Figure EV3. Related to Figure 3.

(A) PCA analysis of controls and ND-18 KD D + A and A-only conditions. n = 4 independent samples per group. (B) PCA analysis of controls and ND-75 KD D + A and A-only conditions. n = 4 independent samples per group. (C) Volcano plot of genes significantly differentially expressed between control D + A and control A. FDR, P < 0.05, n = 4 independent samples per group. (D) KEGG Enrichment Analysis (FlyEnricher) performed on those genes significantly altered in both ND-18 D + A vs A-only and ND-75 D + A vs A-only reveals significant enrichment in the following classifications. FDR, P < 0.05, n = 4 independent samples per group. (E–G) Volcano plots of genes significantly differentially expressed between ND-75 D + A and ND-75 A-only (gray), highlighted in pink, are those genes with highly enriched expression in the fat body (G), midgut (H) and heart (I). FDR, P < 0.05, n = 4 independent samples per group.

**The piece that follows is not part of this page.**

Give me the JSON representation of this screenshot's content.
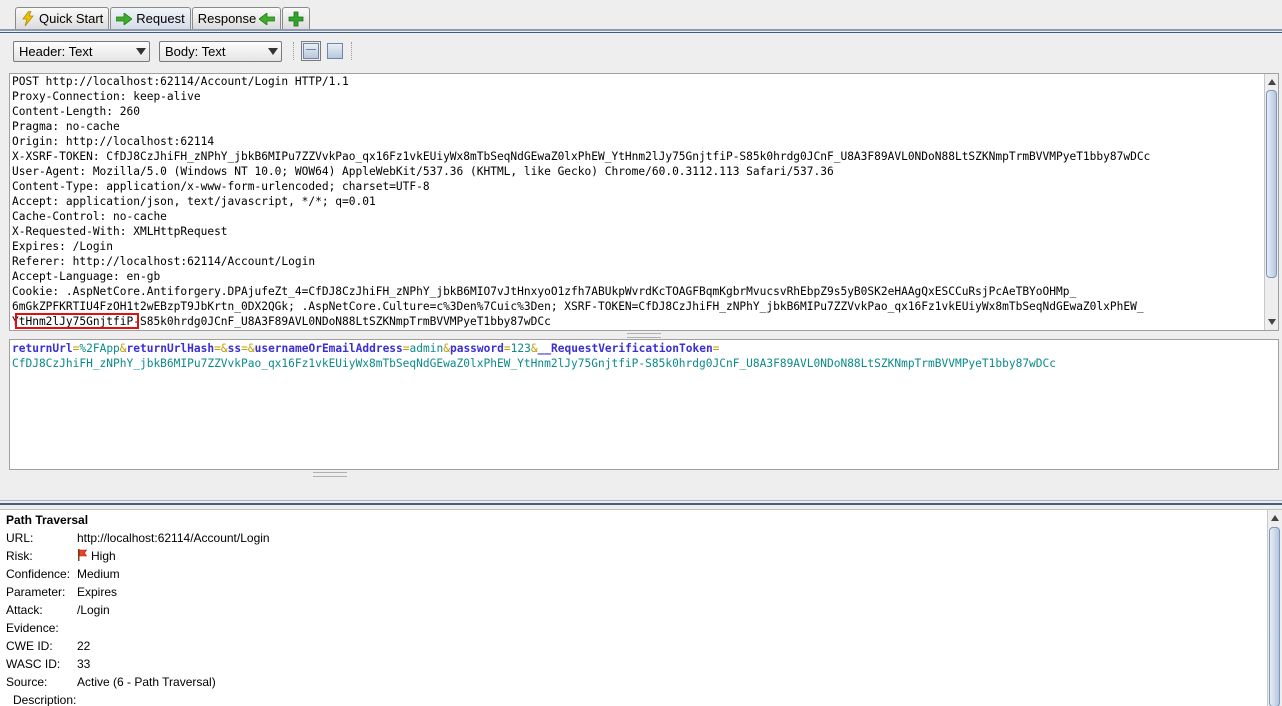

Figure EV4. Related to Figure 3.

(A, B) Clustergrams of the indicated GO terms expressing the differential expression (FC) of genes associated with this term. All FCs are from ND-75 KD D + A vs A-only comparison unless otherwise indicated by a dark gray line (ND-18 KD D + A vs A-only) or a purple line (not detected in our study). n = 4 independent samples per group.

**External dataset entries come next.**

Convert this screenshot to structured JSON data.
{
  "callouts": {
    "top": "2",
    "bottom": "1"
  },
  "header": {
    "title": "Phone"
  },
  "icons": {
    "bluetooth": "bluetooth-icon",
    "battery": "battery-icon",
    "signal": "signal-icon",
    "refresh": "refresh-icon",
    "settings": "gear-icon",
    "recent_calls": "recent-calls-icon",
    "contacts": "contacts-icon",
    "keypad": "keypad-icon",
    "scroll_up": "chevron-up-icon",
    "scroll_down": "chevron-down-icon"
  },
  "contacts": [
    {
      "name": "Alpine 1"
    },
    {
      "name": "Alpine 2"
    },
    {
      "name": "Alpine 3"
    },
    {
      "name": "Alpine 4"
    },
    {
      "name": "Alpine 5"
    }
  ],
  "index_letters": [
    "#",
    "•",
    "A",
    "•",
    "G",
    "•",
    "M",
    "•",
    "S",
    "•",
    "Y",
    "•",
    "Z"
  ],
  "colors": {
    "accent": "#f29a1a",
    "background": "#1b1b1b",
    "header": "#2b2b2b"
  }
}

Figure EV5. Related to Figure 4.

(A) Volcano plot of metabolites with significantly different abundance between control D + A and control A-only. FDR, P < 0.05, n = 4 independent samples per group. (B, C) PCA analysis of metabolomics data from controls and ND-18 KD (B) and controls and ND-75 KD (C) D + A vs A-only conditions. n = 4 independent samples per group. (D) PCA analysis of proteomics data from control and ND-18 KD D + A vs A-only conditions. n = 5 independent samples per group. (E) Heat maps depicting the expression of OXPHOS subunits (Complexes I–V). Asterisks (*) indicate significant differences in protein expression, FDR, P < 0.05. The comparisons are: (A) ND-18 A versus control A, (D + A) ND-18 D + A versus control D + A, (D + A vs A) ND-18 D + A versus ND-18 A, and (Control) control D + A versus control A. n = 5 independent samples per group. (F) Dot plot showing the most significant pathways according to STRING wikiPathways altered at the protein level in ND-18 KD D + A flies. FDR, P < 0.05. n = 5 independent samples per group.